The study authors surgically collected fat tissue from lean and obese female patients aged 11 to 19 and used modified bead-based flow cytometry to separate, identify, and compare the exosomal RNA shed by the fat cells in both lean and obese samples. To confirm the unique impact of the obese adipose exosomes on gene expression, the research team then exposed lung cells in vivo to the exosomes shed by both lean and obese adipose. They measured the impact of exposure and uptake on a single receptor type — activin receptor type-2B — known to have a major influence on the TGF-β pathway. The exosomes from obese adipose caused the receptor to slow down, leading to significant changes in the function of the TGF-β pathway.

The team continues to explore how the exosomes shed from excess amounts of visceral adipose spread throughout the body and how the function of organs such as the liver, the heart, and the brain are impacted by the migrating fat cells.

A Look into the future

Successfully identifying and isolating these exosomes also has opened the door to developing a test to detect them, an idea that may permit even earlier intervention to delay or prevent the onset of obesity-related illnesses.

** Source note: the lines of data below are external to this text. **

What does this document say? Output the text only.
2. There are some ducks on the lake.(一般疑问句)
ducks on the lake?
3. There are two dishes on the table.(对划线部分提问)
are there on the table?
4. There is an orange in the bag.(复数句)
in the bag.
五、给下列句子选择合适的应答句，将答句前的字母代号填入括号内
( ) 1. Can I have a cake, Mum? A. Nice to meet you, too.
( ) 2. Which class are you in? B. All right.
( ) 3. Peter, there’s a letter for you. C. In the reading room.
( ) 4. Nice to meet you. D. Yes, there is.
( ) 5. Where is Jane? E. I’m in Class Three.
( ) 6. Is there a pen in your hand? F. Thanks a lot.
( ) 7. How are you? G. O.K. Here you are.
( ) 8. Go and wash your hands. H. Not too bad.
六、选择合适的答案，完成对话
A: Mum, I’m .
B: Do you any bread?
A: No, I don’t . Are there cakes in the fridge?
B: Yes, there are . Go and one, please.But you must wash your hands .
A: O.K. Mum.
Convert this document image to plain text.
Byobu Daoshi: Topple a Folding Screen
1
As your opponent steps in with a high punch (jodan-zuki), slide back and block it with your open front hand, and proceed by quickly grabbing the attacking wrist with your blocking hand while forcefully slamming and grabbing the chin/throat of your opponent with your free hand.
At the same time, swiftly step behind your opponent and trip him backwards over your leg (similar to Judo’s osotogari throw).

“It is entirely plausible, and is on its way to happening very soon, that someone could walk into their physician’s office for a routine physical and, via a urine test, find out that they are on the road to some dangerous additional side effects of significant weight gain,” says Dr. Freishtat. “That type of early detection could really be a game changer for the millions of Americans who are on track to developing heart, liver, and other diseases resulting from morbid obesity.”